Bloggers make money in a variety of ways – you can read more about how to make money blogging here.
If writing is your strength, then you could make a living working from home as a freelance writer.
You’ll need to put in a lot of work in the early days in order to build up a portfolio of work. Potential clients will need to see examples of your work before they’ll be able to offer you paid work.
Freelance writing jobs won’t just land in your lap. Initially, you may find that you have to accept lower paid jobs in order to build up a reputation and a back catalogue of work. But put in the leg work in the beginning and you’ll soon be able to increase your fees and earn decent money.
Translators can demand really great rates of pay – particularly if they’re offering rare languages!
Working as a translator can be really varied and you could work solely from home in an online jobs capacity, or you could branch out into contracted work for companies too.
Obviously, as a translator you’d need to be fluent in a foreign language – both written and spoken. You’ll probably need some formal qualifications along with references and examples of your work.
Data entry jobs are pretty self-explanatory, they involve handling data.

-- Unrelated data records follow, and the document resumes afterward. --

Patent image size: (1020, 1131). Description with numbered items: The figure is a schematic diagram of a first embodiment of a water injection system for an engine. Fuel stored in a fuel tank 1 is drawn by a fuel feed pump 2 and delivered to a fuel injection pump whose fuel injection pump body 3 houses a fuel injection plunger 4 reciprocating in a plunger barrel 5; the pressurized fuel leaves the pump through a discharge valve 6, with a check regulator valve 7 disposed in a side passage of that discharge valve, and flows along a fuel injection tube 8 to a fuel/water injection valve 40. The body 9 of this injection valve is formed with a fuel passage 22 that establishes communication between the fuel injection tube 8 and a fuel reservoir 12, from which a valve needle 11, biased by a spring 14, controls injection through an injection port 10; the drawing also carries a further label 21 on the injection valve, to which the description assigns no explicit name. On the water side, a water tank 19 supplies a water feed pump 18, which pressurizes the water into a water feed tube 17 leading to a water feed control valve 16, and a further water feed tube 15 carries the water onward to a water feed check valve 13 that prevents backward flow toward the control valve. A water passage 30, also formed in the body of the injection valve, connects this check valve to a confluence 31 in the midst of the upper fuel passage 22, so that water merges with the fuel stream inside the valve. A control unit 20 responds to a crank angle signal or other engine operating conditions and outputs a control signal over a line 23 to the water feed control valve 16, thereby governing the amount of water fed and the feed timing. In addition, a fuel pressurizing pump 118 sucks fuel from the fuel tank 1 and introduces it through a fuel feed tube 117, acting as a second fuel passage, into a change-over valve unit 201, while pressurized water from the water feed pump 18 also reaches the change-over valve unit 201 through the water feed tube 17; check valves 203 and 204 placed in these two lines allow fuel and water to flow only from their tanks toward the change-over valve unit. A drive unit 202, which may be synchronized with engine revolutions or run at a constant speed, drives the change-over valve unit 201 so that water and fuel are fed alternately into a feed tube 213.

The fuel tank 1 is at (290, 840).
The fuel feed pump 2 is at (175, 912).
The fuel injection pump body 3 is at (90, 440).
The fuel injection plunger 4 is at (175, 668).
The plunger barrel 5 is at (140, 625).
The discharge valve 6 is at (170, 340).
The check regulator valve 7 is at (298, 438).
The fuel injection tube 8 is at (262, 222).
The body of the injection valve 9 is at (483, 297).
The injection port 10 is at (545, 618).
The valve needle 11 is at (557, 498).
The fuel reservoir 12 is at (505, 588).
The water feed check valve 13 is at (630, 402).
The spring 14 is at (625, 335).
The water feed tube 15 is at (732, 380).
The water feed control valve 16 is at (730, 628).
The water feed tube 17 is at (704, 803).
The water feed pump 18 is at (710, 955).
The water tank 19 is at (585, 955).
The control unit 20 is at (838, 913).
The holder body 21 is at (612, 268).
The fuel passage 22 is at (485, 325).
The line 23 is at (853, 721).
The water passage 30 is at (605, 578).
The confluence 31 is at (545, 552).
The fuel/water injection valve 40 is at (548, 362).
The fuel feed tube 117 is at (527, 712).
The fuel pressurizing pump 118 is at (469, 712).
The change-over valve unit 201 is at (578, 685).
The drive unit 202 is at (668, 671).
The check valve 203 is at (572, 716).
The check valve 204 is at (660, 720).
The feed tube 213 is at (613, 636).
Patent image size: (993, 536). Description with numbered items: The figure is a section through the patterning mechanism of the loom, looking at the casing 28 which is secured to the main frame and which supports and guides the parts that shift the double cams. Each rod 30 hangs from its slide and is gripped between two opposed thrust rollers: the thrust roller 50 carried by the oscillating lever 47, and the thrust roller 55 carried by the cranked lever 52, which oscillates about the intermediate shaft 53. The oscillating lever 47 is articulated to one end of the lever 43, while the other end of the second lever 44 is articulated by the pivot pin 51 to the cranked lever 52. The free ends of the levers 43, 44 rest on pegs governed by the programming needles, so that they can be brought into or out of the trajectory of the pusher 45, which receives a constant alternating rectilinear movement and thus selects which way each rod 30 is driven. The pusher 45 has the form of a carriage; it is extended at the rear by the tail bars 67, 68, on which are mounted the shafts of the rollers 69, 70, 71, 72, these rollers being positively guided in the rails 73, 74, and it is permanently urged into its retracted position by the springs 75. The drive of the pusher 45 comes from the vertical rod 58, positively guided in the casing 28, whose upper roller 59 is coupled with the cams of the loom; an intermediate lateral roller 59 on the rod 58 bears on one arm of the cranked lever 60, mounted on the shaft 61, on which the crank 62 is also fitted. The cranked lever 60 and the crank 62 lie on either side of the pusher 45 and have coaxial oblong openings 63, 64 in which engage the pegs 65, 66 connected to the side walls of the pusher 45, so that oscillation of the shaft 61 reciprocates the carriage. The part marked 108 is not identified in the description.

The work can be quite monotonous and low-paid, but there can be quite a lot of work available.
You’ll need to be able to demonstrate that you’re computer literate, and you may need to undertake some sample jobs before you’re hired.
How to boost your chances of getting paid online jobs
There is A LOT of competition in the jobs market, particularly when it comes to work-from-home jobs. You need to make sure that you stand out from the crowd in order to stand any chance of being noticed. This might sound daunting, but there are a few simple ways you can do this:
- Work for low fees initially – this allows you to build up a reputation & build up your portfolio.
- Join forums relevant to your niche & make connections – get your name known.
- Search for Facebook groups – there are lots where jobs such as freelance writing jobs are advertised regularly (you’ll need to sift through a few of the rubbish ones).
- Sign up to Upwork and People Per Hour and make sure your profile is thorough and up-to-date.
- Create a website so that you can direct potential clients there – showcase your work and have a detailed “about me” page.
Online jobs can be fantastic, and incredibly lucrative, but the work and the benefits aren’t just going to land in your lap. You’ll need to have dedication and motivation in order to have any chance at succeeding!